Dem Erfolg der Neuentwicklungen stehen weiter Einbußen entgegen – weil Patente ablaufen und der Preisdruck weiter wächst. Pfizer und Amgen etwa wurden durch rückläufige Erlöse bei ihrem Rheumamittel Enbrel gebremst. Sanofi verbucht weiter zweistellige Umsatzeinbußen bei seinem Diabetesmittel Lantus. Dieser zwiespältige Trend dürfte sich auch in den nächsten Jahren fortsetzen.

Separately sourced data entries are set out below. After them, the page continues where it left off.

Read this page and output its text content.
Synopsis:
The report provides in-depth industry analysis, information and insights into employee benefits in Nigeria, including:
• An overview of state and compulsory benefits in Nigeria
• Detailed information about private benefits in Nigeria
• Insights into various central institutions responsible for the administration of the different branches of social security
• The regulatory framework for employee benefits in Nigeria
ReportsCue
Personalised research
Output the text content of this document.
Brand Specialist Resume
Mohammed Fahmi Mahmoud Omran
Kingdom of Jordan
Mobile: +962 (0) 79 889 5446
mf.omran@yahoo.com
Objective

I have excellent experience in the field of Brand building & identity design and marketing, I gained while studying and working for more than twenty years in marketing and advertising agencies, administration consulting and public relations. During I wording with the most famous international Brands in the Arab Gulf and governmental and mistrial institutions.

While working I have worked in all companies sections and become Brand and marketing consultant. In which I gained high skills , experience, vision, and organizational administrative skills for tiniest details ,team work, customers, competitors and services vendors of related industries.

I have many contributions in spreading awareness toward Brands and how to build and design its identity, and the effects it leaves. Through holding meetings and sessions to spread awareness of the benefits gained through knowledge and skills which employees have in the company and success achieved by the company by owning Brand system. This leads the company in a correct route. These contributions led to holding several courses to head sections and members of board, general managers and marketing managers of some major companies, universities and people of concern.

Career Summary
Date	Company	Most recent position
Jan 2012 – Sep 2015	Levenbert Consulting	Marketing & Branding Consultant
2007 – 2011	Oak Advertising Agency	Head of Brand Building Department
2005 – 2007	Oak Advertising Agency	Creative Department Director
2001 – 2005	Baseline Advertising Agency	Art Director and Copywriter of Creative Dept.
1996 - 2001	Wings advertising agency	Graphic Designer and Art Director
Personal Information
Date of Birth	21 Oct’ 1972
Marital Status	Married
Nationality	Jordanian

So stehen insbesondere weitere Patentabläufe bei einigen sehr umsatzstarken Biotech-Produkten an. Dazu gehören etwa die Krebsmedikamente Avastin, Rituxan und Herceptin des Baseler Roche-Konzerns.

Für den globalen Pharmabestseller Humira (mit schätzungsweise 20 Milliarden Dollar Umsatz 2018) hat vor wenigen Tagen der Generika-Wettbewerb in Europa eingesetzt. Hier deutet sich ein relativ starker Preisverfall an, so dass Abbvie erhebliche Teile des rund vier Milliarden Dollar starken Europageschäfts mit dem Produkt verlieren dürfte.

Ein Bremsfaktor für die Branche dürfte auch die anhaltende Preisdebatte in den USA bleiben. Jüngste Vorschläge des US-Präsidenten etwa sehen vor, dass die staatlichen Versicherungen Medicare und Medicaid künftig für bestimmte Medikamente nur noch Preise zahlen sollten, die sich an einem internationalen Preisindex orientierten. Ein solches Referenzpreis-System könnte die Preisfreiheit der Branche auf dem wichtigen US-Markt weiter einschränken.

In der Vergangenheit profitierte die Pharmabranche lange davon, dass man die Preise für Medikamente relativ regelmäßig und kräftig anheben konnte. Unter dem Druck von Politik und Versicherungen mussten die Unternehmen diese Praxis allerdings in den letzten beiden Jahren bereits deutlich einschränken. Dadurch hat sich das Wachstum auf dem US-Markt bereits deutlich verlangsamt.

Viele neue Wirkstoffe

Bei patentfreien Arzneien ist es sogar zu einem drastischen Preisverfall gekommen, was zum Beispiel dem israelischen Teva-Konzern und der Novartis-Tochter Sandoz kräftige Einbußen bescherte.

Manager aus der Branche und die meisten Analysten gehen bisher davon aus, dass die Pharmabranche diese Negativfaktoren dank einer erhöhten Innovationskraft überkompensieren kann. Und die bisherigen Zahlen sprechen dafür, dass dies 2018 insgesamt tatsächlich gelingt.

Auch was die Produktivität der Forschungslabore angeht, sieht der Trend für die Branche weiter positiv aus. So hat die US-Arzneimittelbehörde FDA 2018 bereits 47 völlig neuartige Pharmawirkstoffe zugelassen. Was Produktneueinführungen angeht, könnte die Branche damit im laufenden Jahr auf einen neuen Rekord zusteuern.

Allerdings wird sich erst im Laufe der nächsten Jahre zeigen, welchen kommerziellen Erfolg diese Neuentwicklungen erzielen werden. In dieser Hinsicht fiel die Bilanz der letzten Jahre durchwachsen aus. Zwar haben manche Neuentwicklungen die Erwartung übertroffen, etliche Hoffnungsträger hatten aber auch herb enttäuscht.